Top 10 Lines To Guarantee Getting A Third Date

Being single is tough, when you’ve had 40 years of back alley dog pound affairs or read about ones like mine in a highlights magazine, you know how to keep em' coming. Hear a' Big Mama Terrible's 10 Titillating one liners to get you to tier 15.

1. "The only thing that could make you more beautiful, is if your body was filled with sand."

2. "I already have a song picked out for your funeral."

3. "How big is your hole? Cause the heat's coming down on me and I got a couple things I don't want found."

4. "We sent 65 unguided mail balloons and only two were lost. Two."

5. "I don't think I ever really sleep."

6. My dad used to take me to it.

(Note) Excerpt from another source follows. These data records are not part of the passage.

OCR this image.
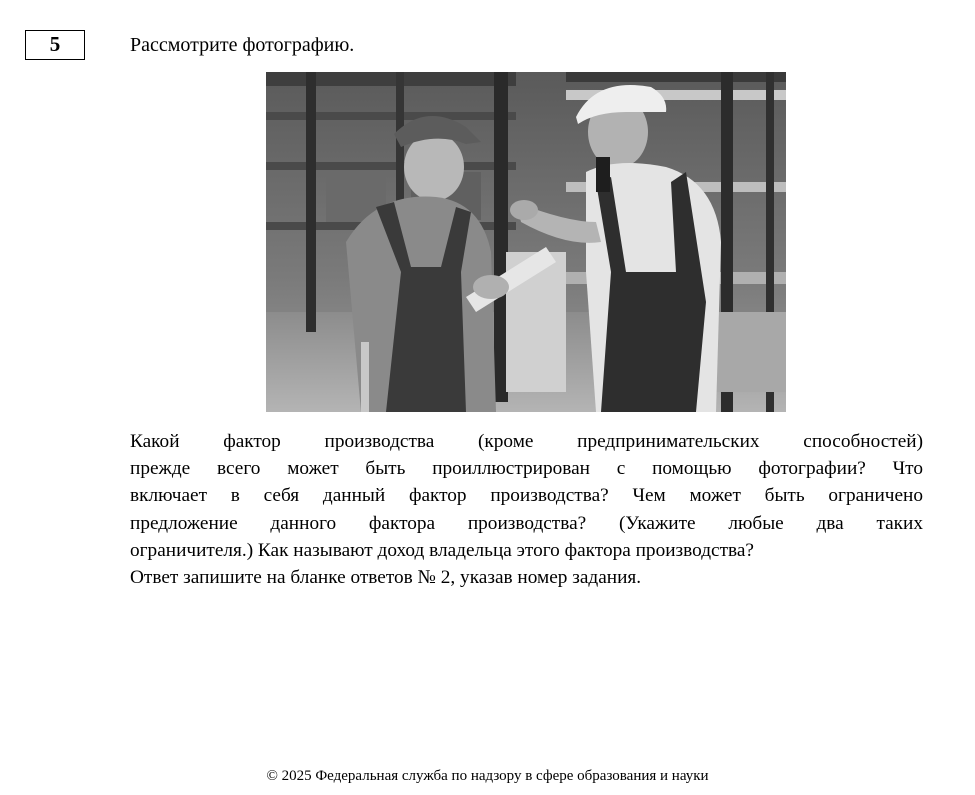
5	Рассмотрите фотографию.
Какой фактор производства (кроме предпринимательских способностей)
прежде всего может быть проиллюстрирован с помощью фотографии? Что
включает в себя данный фактор производства? Чем может быть ограничено
предложение данного фактора производства? (Укажите любые два таких
ограничителя.) Как называют доход владельца этого фактора производства?
Ответ запишите на бланке ответов № 2, указав номер задания.
© 2025 Федеральная служба по надзору в сфере образования и науки
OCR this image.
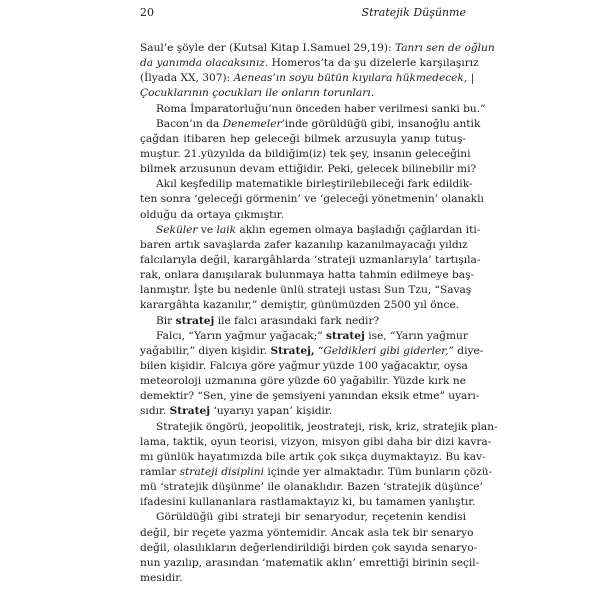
20	Stratejik Düşünme

Saul’e şöyle der (Kutsal Kitap I.Samuel 29,19): Tanrı sen de oğlun
da yanımda olacaksınız. Homeros’ta da şu dizelerle karşılaşırız
(İlyada XX, 307): Aeneas’ın soyu bütün kıyılara hükmedecek, |
Çocuklarının çocukları ile onların torunları.

Roma İmparatorluğu’nun önceden haber verilmesi sanki bu.”

Bacon’ın da Denemeler’inde görüldüğü gibi, insanoğlu antik
çağdan itibaren hep geleceği bilmek arzusuyla yanıp tutuş-
muştur. 21.yüzyılda da bildiğim(iz) tek şey, insanın geleceğini
bilmek arzusunun devam ettiğidir. Peki, gelecek bilinebilir mi?

Akıl keşfedilip matematikle birleştirilebileceği fark edildik-
ten sonra ‘geleceği görmenin’ ve ‘geleceği yönetmenin’ olanaklı
olduğu da ortaya çıkmıştır.

Seküler ve laik aklın egemen olmaya başladığı çağlardan iti-
baren artık savaşlarda zafer kazanılıp kazanılmayacağı yıldız
falcılarıyla değil, karargâhlarda ‘strateji uzmanlarıyla’ tartışıla-
rak, onlara danışılarak bulunmaya hatta tahmin edilmeye baş-
lanmıştır. İşte bu nedenle ünlü strateji ustası Sun Tzu, “Savaş
karargâhta kazanılır,” demiştir, günümüzden 2500 yıl önce.

Bir stratej ile falcı arasındaki fark nedir?

Falcı, “Yarın yağmur yağacak;” stratej ise, “Yarın yağmur
yağabilir,” diyen kişidir. Stratej, “Geldikleri gibi giderler,” diye-
bilen kişidir. Falcıya göre yağmur yüzde 100 yağacaktır, oysa
meteoroloji uzmanına göre yüzde 60 yağabilir. Yüzde kırk ne
demektir? “Sen, yine de şemsiyeni yanından eksik etme” uyarı-
sıdır. Stratej ‘uyarıyı yapan’ kişidir.

Stratejik öngörü, jeopolitik, jeostrateji, risk, kriz, stratejik plan-
lama, taktik, oyun teorisi, vizyon, misyon gibi daha bir dizi kavra-
mı günlük hayatımızda bile artık çok sıkça duymaktayız. Bu kav-
ramlar strateji disiplini içinde yer almaktadır. Tüm bunların çözü-
mü ‘stratejik düşünme’ ile olanaklıdır. Bazen ‘stratejik düşünce’
ifadesini kullananlara rastlamaktayız ki, bu tamamen yanlıştır.

Görüldüğü gibi strateji bir senaryodur, reçetenin kendisi
değil, bir reçete yazma yöntemidir. Ancak asla tek bir senaryo
değil, olasılıkların değerlendirildiği birden çok sayıda senaryo-
nun yazılıp, arasından ‘matematik aklın’ emrettiği birinin seçil-
mesidir.
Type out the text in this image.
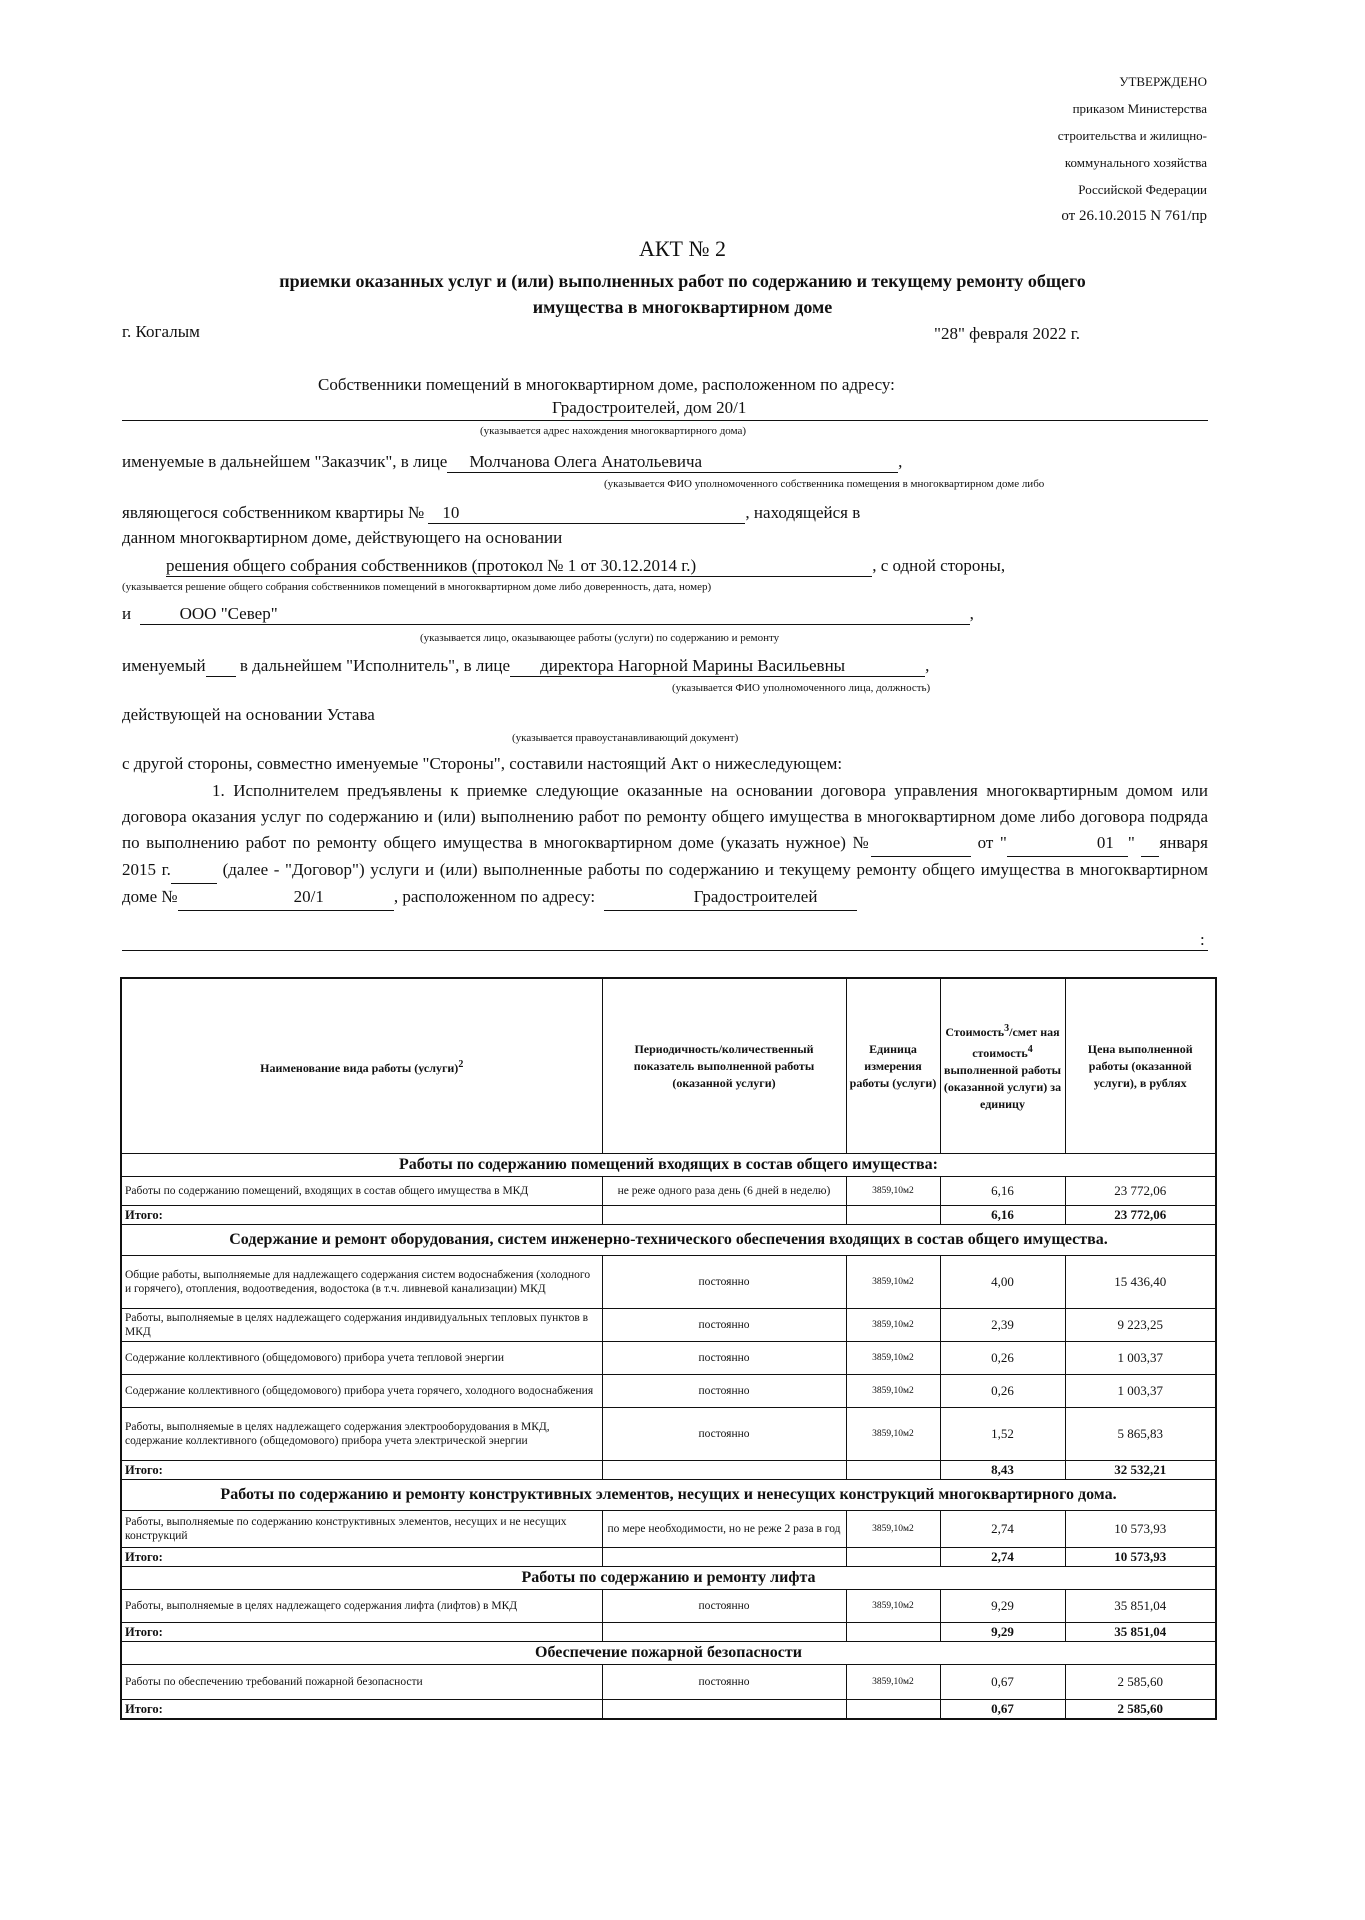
УТВЕРЖДЕНО
приказом Министерства
строительства и жилищно-
коммунального хозяйства
Российской Федерации
от 26.10.2015 N 761/пр
АКТ № 2
приемки оказанных услуг и (или) выполненных работ по содержанию и текущему ремонту общего
имущества в многоквартирном доме
г. Когалым	"28" февраля 2022 г.
Собственники помещений в многоквартирном доме, расположенном по адресу:
Градостроителей, дом 20/1
(указывается адрес нахождения многоквартирного дома)
именуемые в дальнейшем "Заказчик", в лице Молчанова Олега Анатольевича	,
(указывается ФИО уполномоченного собственника помещения в многоквартирном доме либо
являющегося собственником квартиры № 10	, находящейся в
данном многоквартирном доме, действующего на основании
решения общего собрания собственников (протокол № 1 от 30.12.2014 г.)	, с одной стороны,
(указывается решение общего собрания собственников помещений в многоквартирном доме либо доверенность, дата, номер)
и	ООО "Север"	,
(указывается лицо, оказывающее работы (услуги) по содержанию и ремонту
именуемый в дальнейшем "Исполнитель", в лице директора Нагорной Марины Васильевны	,
(указывается ФИО уполномоченного лица, должность)
действующей на основании Устава
(указывается правоустанавливающий документ)
с другой стороны, совместно именуемые "Стороны", составили настоящий Акт о нижеследующем:

1. Исполнителем предъявлены к приемке следующие оказанные на основании договора управления многоквартирным домом или договора оказания услуг по содержанию и (или) выполнению работ по ремонту общего имущества в многоквартирном доме либо договора подряда по выполнению работ по ремонту общего имущества в многоквартирном доме (указать нужное) №	от "	01 "  января 2015 г.	(далее - "Договор") услуги и (или) выполненные работы по содержанию и текущему ремонту общего имущества в многоквартирном доме №	20/1	, расположенном по адресу:	Градостроителей

:
Наименование вида работы (услуги)$^2$	Периодичность/количественный показатель выполненной работы (оказанной услуги)	Единица измерения работы (услуги)	Стоимость$^3$/смет ная стоимость$^4$ выполненной работы (оказанной услуги) за единицу	Цена выполненной работы (оказанной услуги), в рублях
Работы по содержанию помещений входящих в состав общего имущества:				
Работы по содержанию помещений, входящих в состав общего имущества в МКД	не реже одного раза день (6 дней в неделю)	3859,10м2	6,16	23 772,06
Итого:			6,16	23 772,06
Содержание и ремонт оборудования, систем инженерно-технического обеспечения входящих в состав общего имущества.				
Общие работы, выполняемые для надлежащего содержания систем водоснабжения (холодного и горячего), отопления, водоотведения, водостока (в т.ч. ливневой канализации) МКД	постоянно	3859,10м2	4,00	15 436,40
Работы, выполняемые в целях надлежащего содержания индивидуальных тепловых пунктов в МКД	постоянно	3859,10м2	2,39	9 223,25
Содержание коллективного (общедомового) прибора учета тепловой энергии	постоянно	3859,10м2	0,26	1 003,37
Содержание коллективного (общедомового) прибора учета горячего, холодного водоснабжения	постоянно	3859,10м2	0,26	1 003,37
Работы, выполняемые в целях надлежащего содержания электрооборудования в МКД, содержание коллективного (общедомового) прибора учета электрической энергии	постоянно	3859,10м2	1,52	5 865,83
Итого:			8,43	32 532,21
Работы по содержанию и ремонту конструктивных элементов, несущих и ненесущих конструкций многоквартирного дома.				
Работы, выполняемые по содержанию конструктивных элементов, несущих и не несущих конструкций	по мере необходимости, но не реже 2 раза в год	3859,10м2	2,74	10 573,93
Итого:			2,74	10 573,93
Работы по содержанию и ремонту лифта				
Работы, выполняемые в целях надлежащего содержания лифта (лифтов) в МКД	постоянно	3859,10м2	9,29	35 851,04
Итого:			9,29	35 851,04
Обеспечение пожарной безопасности				
Работы по обеспечению требований пожарной безопасности	постоянно	3859,10м2	0,67	2 585,60
Итого:			0,67	2 585,60
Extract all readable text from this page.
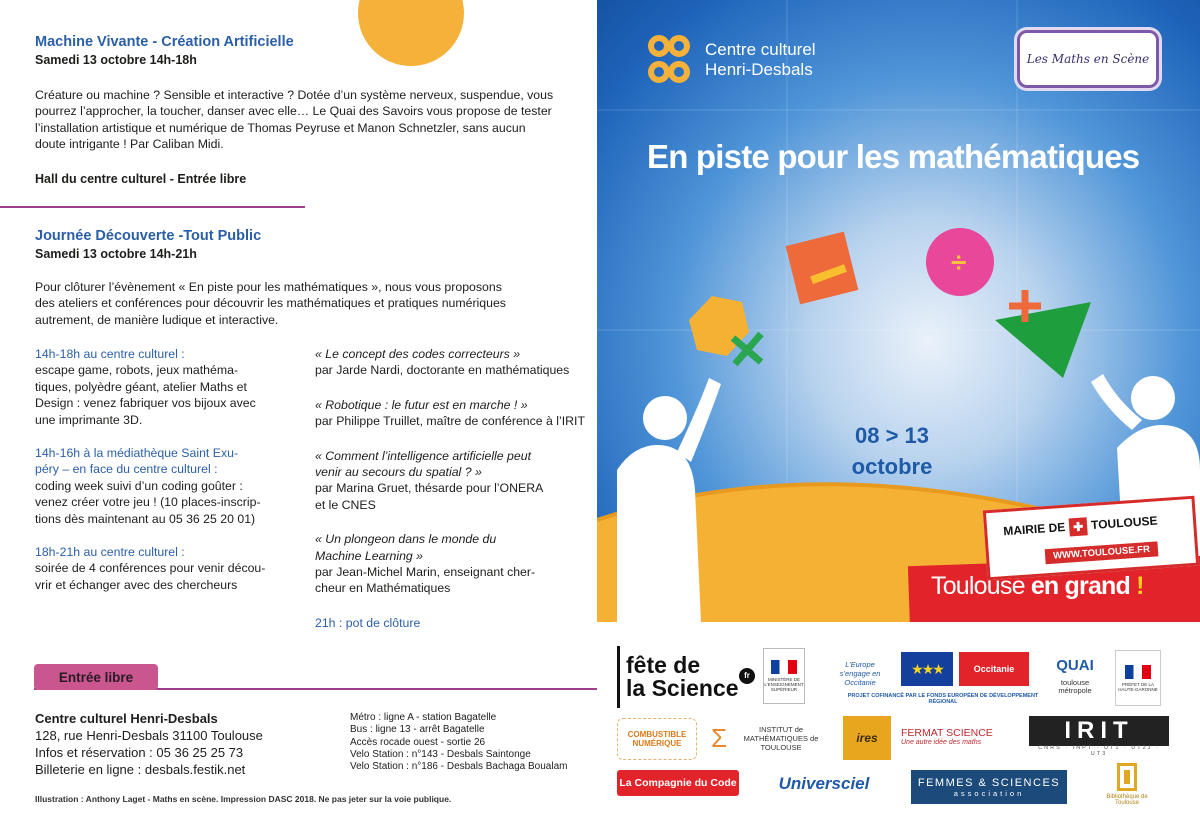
Machine Vivante - Création Artificielle
Samedi 13 octobre 14h-18h
Créature ou machine ? Sensible et interactive ? Dotée d’un système nerveux, suspendue, vous
pourrez l’approcher, la toucher, danser avec elle… Le Quai des Savoirs vous propose de tester
l’installation artistique et numérique de Thomas Peyruse et Manon Schnetzler, sans aucun
doute intrigante ! Par Caliban Midi.
Hall du centre culturel - Entrée libre
Journée Découverte -Tout Public
Samedi 13 octobre 14h-21h
Pour clôturer l’évènement « En piste pour les mathématiques », nous vous proposons
des ateliers et conférences pour découvrir les mathématiques et pratiques numériques
autrement, de manière ludique et interactive.
14h-18h au centre culturel :
escape game, robots, jeux mathéma-
tiques, polyèdre géant, atelier Maths et
Design : venez fabriquer vos bijoux avec
une imprimante 3D.
14h-16h à la médiathèque Saint Exu-
péry – en face du centre culturel :
coding week suivi d’un coding goûter :
venez créer votre jeu ! (10 places-inscrip-
tions dès maintenant au 05 36 25 20 01)
18h-21h au centre culturel :
soirée de 4 conférences pour venir décou-
vrir et échanger avec des chercheurs
« Le concept des codes correcteurs »
par Jarde Nardi, doctorante en mathématiques
« Robotique : le futur est en marche ! »
par Philippe Truillet, maître de conférence à l’IRIT
« Comment l’intelligence artificielle peut
venir au secours du spatial ? »
par Marina Gruet, thésarde pour l’ONERA
et le CNES
« Un plongeon dans le monde du
Machine Learning »
par Jean-Michel Marin, enseignant cher-
cheur en Mathématiques
21h : pot de clôture
Entrée libre
Centre culturel Henri-Desbals
128, rue Henri-Desbals 31100 Toulouse
Infos et réservation : 05 36 25 25 73
Billeterie en ligne : desbals.festik.net
Métro : ligne A - station Bagatelle
Bus : ligne 13 - arrêt Bagatelle
Accès rocade ouest - sortie 26
Velo Station : n°143 - Desbals Saintonge
Velo Station : n°186 - Desbals Bachaga Boualam
Illustration : Anthony Laget - Maths en scène. Impression DASC 2018. Ne pas jeter sur la voie publique.
÷
Centre culturel
Henri-Desbals
Les Maths en Scène
En piste pour les mathématiques
08 > 13
octobre
MAIRIE DE ✚ TOULOUSE
WWW.TOULOUSE.FR
Toulouse en grand !
fête de
la Science fr	MINISTÈRE DE L’ENSEIGNEMENT SUPÉRIEUR
L’Europe s’engage en Occitanie
★★★	Occitanie
PROJET COFINANCÉ PAR LE FONDS EUROPÉEN DE DÉVELOPPEMENT RÉGIONAL
QUAI
toulouse métropole
PRÉFET DE LA HAUTE-GARONNE
COMBUSTIBLE NUMÉRIQUE	Σ	INSTITUT de MATHÉMATIQUES de TOULOUSE
ires	FERMAT SCIENCE
Une autre idée des maths	IRIT
CNRS · INPT · UT1 · UT2J · UT3
La Compagnie du Code	Universciel	FEMMES & SCIENCES
association	Bibliothèque de Toulouse
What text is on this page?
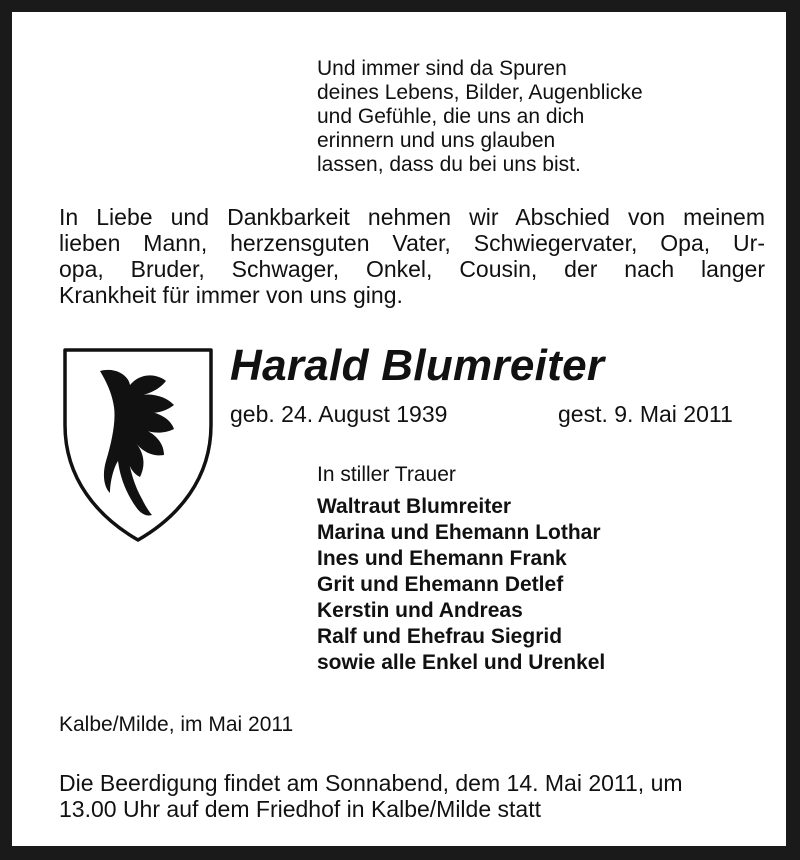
Und immer sind da Spuren
deines Lebens, Bilder, Augenblicke
und Gefühle, die uns an dich
erinnern und uns glauben
lassen, dass du bei uns bist.
In Liebe und Dankbarkeit nehmen wir Abschied von meinem
lieben Mann, herzensguten Vater, Schwiegervater, Opa, Ur-
opa, Bruder, Schwager, Onkel, Cousin, der nach langer
Krankheit für immer von uns ging.
Harald Blumreiter
geb. 24. August 1939	gest. 9. Mai 2011
In stiller Trauer
Waltraut Blumreiter
Marina und Ehemann Lothar
Ines und Ehemann Frank
Grit und Ehemann Detlef
Kerstin und Andreas
Ralf und Ehefrau Siegrid
sowie alle Enkel und Urenkel
Kalbe/Milde, im Mai 2011
Die Beerdigung findet am Sonnabend, dem 14. Mai 2011, um
13.00 Uhr auf dem Friedhof in Kalbe/Milde statt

It's this fancy restaurant called 'Under The Bridge.' They got crabs."

7. "Sometimes I lay down on the floor until I have to close my eyes. Then I get all blurry eyed and pretend that I just woke up from a coma and I don't remember who I am or am in some sort of apocalypse and can only get up slowly."

8. "I don’t get why you just can't let your suicidal friend take out the loan."

8 1/2. "Sometimes I'd want to kill you. And then of course wanted the earth until I can find a way to resurrect you."

9. "Quit that shit. The zoo is not a place for personal growth."

10. "I'd like to get you on a slow boat to China. All to myself, alone."

That's that, happy humping and grumping folks.